11.6.2 Access Control
- One approach is to have complicated Access Control Lists, ACL, which specify exactly what access is allowed or denied for specific users or groups.
- The AFS uses this system for distributed access.
- Control is very finely adjustable, but may be complicated, particularly when the specific users involved are unknown. ( AFS allows some wild cards, so for example all users on a certain remote system may be trusted, or a given username may be trusted when accessing from any remote system. )
- UNIX uses a set of 9 access control bits, in three groups of three. These correspond to R, W, and X permissions for each of the Owner, Group, and Others. ( See "man chmod" for full details. ) The RWX bits control the following privileges for ordinary files and directories:
bit
Files Directories R Read ( view ) file contents. Read directory contents. Required to get a listing of the directory. W Write ( change ) file contents. Change directory contents. Required to create or delete files. X Execute file contents as a program. Access detailed directory information. Required to get a long listing, or to access any specific file in the directory. Note that if a user has X but not R permissions on a directory, they can still access specific files, but only if they already know the name of the file they are trying to access.
- In addition there are some special bits that can also be applied:
- The set user ID ( SUID ) bit and/or the set group ID ( SGID ) bits applied to executable files temporarily change the identity of whoever runs the program to match that of the owner / group of the executable program. This allows users running specific programs to have access to files ( while running that program ) to which they would normally be unable to access. Setting of these two bits is usually restricted to root, and must be done with caution, as it introduces a potential security leak.
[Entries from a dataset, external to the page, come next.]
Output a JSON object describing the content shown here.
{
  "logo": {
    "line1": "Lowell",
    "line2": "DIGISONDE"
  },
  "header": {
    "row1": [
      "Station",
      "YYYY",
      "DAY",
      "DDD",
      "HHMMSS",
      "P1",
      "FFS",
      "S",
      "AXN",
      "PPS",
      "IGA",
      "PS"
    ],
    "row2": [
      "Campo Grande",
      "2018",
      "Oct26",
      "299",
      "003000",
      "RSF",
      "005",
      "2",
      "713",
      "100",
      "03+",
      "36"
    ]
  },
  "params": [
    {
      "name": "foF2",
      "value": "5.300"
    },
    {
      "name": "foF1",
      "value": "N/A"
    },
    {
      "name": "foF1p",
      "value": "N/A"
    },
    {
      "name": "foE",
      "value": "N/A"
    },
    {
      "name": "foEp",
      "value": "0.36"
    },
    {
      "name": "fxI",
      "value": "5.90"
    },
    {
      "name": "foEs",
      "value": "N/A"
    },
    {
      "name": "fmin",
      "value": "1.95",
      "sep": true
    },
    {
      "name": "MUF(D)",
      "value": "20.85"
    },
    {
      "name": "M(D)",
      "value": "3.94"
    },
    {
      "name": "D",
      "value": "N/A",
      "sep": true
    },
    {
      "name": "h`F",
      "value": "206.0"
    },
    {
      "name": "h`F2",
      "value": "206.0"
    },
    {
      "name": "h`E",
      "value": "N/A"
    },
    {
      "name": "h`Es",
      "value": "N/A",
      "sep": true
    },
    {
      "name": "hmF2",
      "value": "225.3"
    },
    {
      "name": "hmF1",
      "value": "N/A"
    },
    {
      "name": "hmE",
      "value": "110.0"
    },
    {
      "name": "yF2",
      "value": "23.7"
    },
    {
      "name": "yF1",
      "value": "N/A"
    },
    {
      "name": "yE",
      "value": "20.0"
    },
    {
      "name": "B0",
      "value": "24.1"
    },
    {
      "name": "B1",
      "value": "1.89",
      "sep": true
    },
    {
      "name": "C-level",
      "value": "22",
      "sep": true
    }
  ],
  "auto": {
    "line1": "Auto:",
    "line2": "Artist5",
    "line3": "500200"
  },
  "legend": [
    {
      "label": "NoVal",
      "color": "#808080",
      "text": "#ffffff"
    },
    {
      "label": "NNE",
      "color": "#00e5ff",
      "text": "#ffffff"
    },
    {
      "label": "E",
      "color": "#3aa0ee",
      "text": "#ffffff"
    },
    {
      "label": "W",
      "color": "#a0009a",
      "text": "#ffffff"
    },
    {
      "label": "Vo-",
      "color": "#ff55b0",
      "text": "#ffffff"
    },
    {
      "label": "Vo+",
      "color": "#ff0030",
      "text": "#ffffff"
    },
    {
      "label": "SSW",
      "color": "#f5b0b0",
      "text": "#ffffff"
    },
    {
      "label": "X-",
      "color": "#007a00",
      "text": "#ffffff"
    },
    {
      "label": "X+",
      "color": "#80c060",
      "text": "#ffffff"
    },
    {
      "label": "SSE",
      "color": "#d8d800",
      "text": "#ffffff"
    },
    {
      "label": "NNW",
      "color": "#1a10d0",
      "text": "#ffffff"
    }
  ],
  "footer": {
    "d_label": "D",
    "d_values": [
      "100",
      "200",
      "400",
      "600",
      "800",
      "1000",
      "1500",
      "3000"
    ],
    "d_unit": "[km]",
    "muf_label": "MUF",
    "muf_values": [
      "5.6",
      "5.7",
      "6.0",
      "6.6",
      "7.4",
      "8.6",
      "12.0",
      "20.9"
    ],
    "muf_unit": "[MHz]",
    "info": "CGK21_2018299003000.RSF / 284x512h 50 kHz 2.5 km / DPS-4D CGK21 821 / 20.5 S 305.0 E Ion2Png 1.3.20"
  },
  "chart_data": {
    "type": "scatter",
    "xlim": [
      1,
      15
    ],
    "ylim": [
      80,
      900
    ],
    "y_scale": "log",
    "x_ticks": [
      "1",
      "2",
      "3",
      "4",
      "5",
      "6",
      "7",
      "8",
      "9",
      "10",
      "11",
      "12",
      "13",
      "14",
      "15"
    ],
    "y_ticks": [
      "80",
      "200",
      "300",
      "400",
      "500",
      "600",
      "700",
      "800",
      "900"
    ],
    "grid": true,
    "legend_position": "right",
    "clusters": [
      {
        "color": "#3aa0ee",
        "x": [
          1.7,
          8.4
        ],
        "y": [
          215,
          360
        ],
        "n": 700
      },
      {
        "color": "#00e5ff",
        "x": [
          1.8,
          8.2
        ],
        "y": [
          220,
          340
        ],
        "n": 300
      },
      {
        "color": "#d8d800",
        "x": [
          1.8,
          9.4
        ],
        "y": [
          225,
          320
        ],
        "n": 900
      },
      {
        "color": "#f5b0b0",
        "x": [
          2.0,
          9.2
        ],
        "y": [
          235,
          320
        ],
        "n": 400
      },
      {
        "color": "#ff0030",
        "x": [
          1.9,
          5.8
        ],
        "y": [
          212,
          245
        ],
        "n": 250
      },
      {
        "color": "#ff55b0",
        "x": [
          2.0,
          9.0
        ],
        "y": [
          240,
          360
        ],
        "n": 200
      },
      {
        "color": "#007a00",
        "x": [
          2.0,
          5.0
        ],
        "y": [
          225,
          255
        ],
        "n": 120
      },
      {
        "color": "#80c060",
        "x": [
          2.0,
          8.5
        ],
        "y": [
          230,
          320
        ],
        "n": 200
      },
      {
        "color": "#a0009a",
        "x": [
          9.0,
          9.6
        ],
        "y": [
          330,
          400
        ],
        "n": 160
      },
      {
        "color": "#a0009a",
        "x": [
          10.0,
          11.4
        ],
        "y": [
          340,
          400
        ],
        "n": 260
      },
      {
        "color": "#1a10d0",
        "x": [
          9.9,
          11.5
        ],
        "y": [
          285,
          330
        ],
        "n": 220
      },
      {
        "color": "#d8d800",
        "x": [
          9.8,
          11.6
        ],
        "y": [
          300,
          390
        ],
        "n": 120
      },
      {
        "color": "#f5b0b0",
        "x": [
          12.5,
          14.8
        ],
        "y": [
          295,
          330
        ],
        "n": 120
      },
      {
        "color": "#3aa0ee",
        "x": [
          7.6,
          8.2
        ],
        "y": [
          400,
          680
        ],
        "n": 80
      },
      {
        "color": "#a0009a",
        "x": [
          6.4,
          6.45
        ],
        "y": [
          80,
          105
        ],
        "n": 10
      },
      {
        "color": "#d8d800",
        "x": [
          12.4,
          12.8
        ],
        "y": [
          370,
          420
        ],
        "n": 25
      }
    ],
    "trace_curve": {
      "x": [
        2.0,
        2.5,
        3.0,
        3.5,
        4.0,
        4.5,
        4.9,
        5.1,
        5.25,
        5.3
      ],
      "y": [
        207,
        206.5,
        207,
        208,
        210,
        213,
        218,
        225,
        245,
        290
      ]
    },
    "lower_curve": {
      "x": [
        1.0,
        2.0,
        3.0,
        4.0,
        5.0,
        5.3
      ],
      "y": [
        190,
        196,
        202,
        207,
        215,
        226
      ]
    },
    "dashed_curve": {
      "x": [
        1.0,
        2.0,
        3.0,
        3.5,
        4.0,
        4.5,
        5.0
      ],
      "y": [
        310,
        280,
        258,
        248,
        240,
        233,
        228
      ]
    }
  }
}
- The sticky bit on a directory modifies write permission, allowing users to only delete files for which they are the owner. This allows everyone to create files in /tmp, for example, but to only delete files which they have created, and not anyone else's.
- The SUID, SGID, and sticky bits are indicated with an S, S, and T in the positions for execute permission for the user, group, and others, respectively. If the letter is lower case, ( s, s, t ), then the corresponding execute permission is not also given. If it is upper case, ( S, S, T ), then the corresponding execute permission IS given.
- The numeric form of chmod is needed to set these advanced bits.
Sample permissions in a UNIX system.
- Windows adjusts files access through a simple GUI:
Figure 11.16 - Windows 7 access-control list management.
11.6.3 Other Protection Approaches and Issues
- Some systems can apply passwords, either to individual files, or to specific sub-directories, or to the entire system. There is a trade-off between the number of passwords that must be maintained ( and remembered by the users ) and the amount of information that is vulnerable to a lost or forgotten password.
- Older systems which did not originally have multi-user file access permissions ( DOS and older versions of Mac ) must now be retrofitted if they are to share files on a network.
- Access to a file requires access to all the files along its path as well. In a cyclic directory structure, users may have different access to the same file accessed through different paths.
- Sometimes just the knowledge of the existence of a file of a certain name is a security ( or privacy ) concern. Hence the distinction between the R and X bits on UNIX directories.